An effectiveCIO must understand the operations they support and bolster. Beyond that, the CIO must be able to meet the demands of the most complex and diverse clientele of the organization. Key skills, among many other skills, needed for such leadership includes innovation and creativity. There are opportunities for application of these skills cross just about every aspect of aCIO’s job. Take for example, lab and classroom space. There is never enough classroom space and especially lab space at any college. Technology is bringing relief in the form of learning management systems like Blackboard and Knaves, but much more can be done if divisions of Facilities and IT get together to design spaces equipped with technology accessible for multiple majors/subjects.  The possibilities are endless.

 

In an IT environment quality of service must be high and consistent. With so much at stake an IT leader must also be a skilled researcher who always gathers new information, blends multiple proposals, considers other views, considers scope and limits, sets up models and tests assumptions and runs scenarios. However, unlike a typical researcher IT leaders do not have the luxury of time. The demand for services is not only instantaneous as with many other services, it also has the least tolerance for downtime. Instead, leaders must anticipate outcomes and be able to prepare the environment for the succession of the new business platforms or deployment of the best possible solutions.

 

The typical university environment with a typical CIO is able to survive – for now. However, the world is rapidly changing.
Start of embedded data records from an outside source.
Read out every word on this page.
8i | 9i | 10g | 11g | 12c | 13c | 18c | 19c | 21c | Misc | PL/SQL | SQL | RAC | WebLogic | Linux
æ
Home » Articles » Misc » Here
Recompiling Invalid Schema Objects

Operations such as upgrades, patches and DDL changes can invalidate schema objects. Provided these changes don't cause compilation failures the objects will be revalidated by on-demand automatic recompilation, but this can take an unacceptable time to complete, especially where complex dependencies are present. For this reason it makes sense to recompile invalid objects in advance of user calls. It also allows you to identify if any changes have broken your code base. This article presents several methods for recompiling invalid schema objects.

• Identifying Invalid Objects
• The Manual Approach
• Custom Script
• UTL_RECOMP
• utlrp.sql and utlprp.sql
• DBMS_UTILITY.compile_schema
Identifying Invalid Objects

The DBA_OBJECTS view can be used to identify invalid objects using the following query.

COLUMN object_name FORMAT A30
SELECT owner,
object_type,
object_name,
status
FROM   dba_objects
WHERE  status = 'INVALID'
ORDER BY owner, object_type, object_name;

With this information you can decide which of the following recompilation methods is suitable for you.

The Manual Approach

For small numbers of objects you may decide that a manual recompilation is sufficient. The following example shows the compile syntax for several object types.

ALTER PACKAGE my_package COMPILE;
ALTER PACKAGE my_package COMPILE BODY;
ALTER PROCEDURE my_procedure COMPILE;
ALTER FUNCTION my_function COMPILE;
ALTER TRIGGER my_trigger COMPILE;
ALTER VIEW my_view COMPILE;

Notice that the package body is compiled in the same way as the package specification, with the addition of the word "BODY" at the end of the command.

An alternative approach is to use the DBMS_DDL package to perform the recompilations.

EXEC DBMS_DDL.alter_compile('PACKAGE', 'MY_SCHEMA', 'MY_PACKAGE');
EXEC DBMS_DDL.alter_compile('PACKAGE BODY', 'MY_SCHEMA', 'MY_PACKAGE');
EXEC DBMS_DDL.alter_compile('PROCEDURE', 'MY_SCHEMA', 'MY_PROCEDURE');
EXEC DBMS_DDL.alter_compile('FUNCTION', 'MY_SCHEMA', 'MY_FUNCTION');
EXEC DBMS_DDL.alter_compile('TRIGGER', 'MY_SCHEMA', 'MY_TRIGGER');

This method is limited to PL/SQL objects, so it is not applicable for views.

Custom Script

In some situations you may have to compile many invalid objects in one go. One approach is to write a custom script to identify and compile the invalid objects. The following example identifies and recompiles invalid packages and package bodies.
Students are being presented with an ever-increasing catalog of educational opportunities with constantly evolving delivery options so that the material can be consumed in the ways that best suits the student.The challenge for higher education CIOs to remain relevant is to develop the necessary soft skills to engage stakeholders –not only meet, but to excel and deliver on these demands.  The question a CIO must ask is “Am I ready?”  If that answer is “No,” the question should be, “What do I need to do to equip myself to be ready?”